Chile’s business community can seem a hysterical bunch at times, seeing socialism round every corner and warning of economic Armageddon. Business confidence in the world’s largest copper producer is now lower than it was when Lehman Brothers Holding Inc. declared bankruptcy in September 2008 and plunged the global economy into its worst post-war crisis. Consumers think the prospects for the economy over the next year are the worst since at least 2002. Seem exaggerated? That’s because it is. Economists forecast the fastest growth in four years in 2017 and the government is the only net creditor in the Americas. In terms of economic stability, Chile is still a model. The business community has a scapegoat for three years of sluggish economic growth. It isn’t just the slump in the price of copper, Chile’s largest export, or the withdrawal of funds from emerging markets worldwide — it’s the administration of the President Michelle Bachelet. Tax increases, higher spending on health and education, environmental protection and plans to empower labor unions all add up to one thing — an attack on the neo-liberal pillars.

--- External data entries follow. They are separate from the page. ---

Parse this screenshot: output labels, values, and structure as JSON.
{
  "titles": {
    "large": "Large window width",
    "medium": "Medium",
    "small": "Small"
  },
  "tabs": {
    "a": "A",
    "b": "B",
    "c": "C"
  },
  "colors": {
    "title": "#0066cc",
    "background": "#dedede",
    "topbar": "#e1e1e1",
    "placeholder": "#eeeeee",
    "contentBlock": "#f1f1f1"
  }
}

“The government’s reforms are putting private initiative into question, that’s why business perception keeps going down,” said Fernando Alvear, head of the Confederation of Production and Commerce. “The government is pushing for the wrong policies and we see no end to it.”
Yet, Bachelet is no red-menace. Chile still has the second-lowest tax burden in the 35-member OECD and the government maintains a tight rein on fiscal spending, ensuring the highest credit rating among the major economies of Latin America and the lowest yields on government debt. Business leaders may not be as divorced from reality as they seem though. Chile, South America’s wealthiest nation, has exhausted the easy productivity gains driving growth in poorer nations such as Peru and Colombia. At the same time, the nation’s natural resources are no longer so abundant. The seas are over-fished, copper grades in the mining industry are falling and the forestry and fruit industries have already used up the best land. The long-term outlook for the economy is deteriorating and Chile needs to “get out of its comfort zone,” said Jorge Selaive, the chief Chile economist at BBVA in Santiago.
And that is why a week doesn’t go by without MIT-trained Finance Minister Rodrigo Valdes promoting the government’s productivity initiative, which has more than a hundred proposals stretching from putting more forms online to updating banking standards. It is also why the government raised spending on education by 10.2 percent above inflation last year and 7.5 percent this year. Chile seems designed by an economist for export-led growth: abundant natural resources in a country where no point is more than about 200 miles from the coast. Producers should speed up the shift toward more value-added products. Chile has declared 2016 as the year of productivity, saying it is an agenda that brings industry and government together. Now it needs business to get on and invest. “More working and less whinging” as Valdes said this week.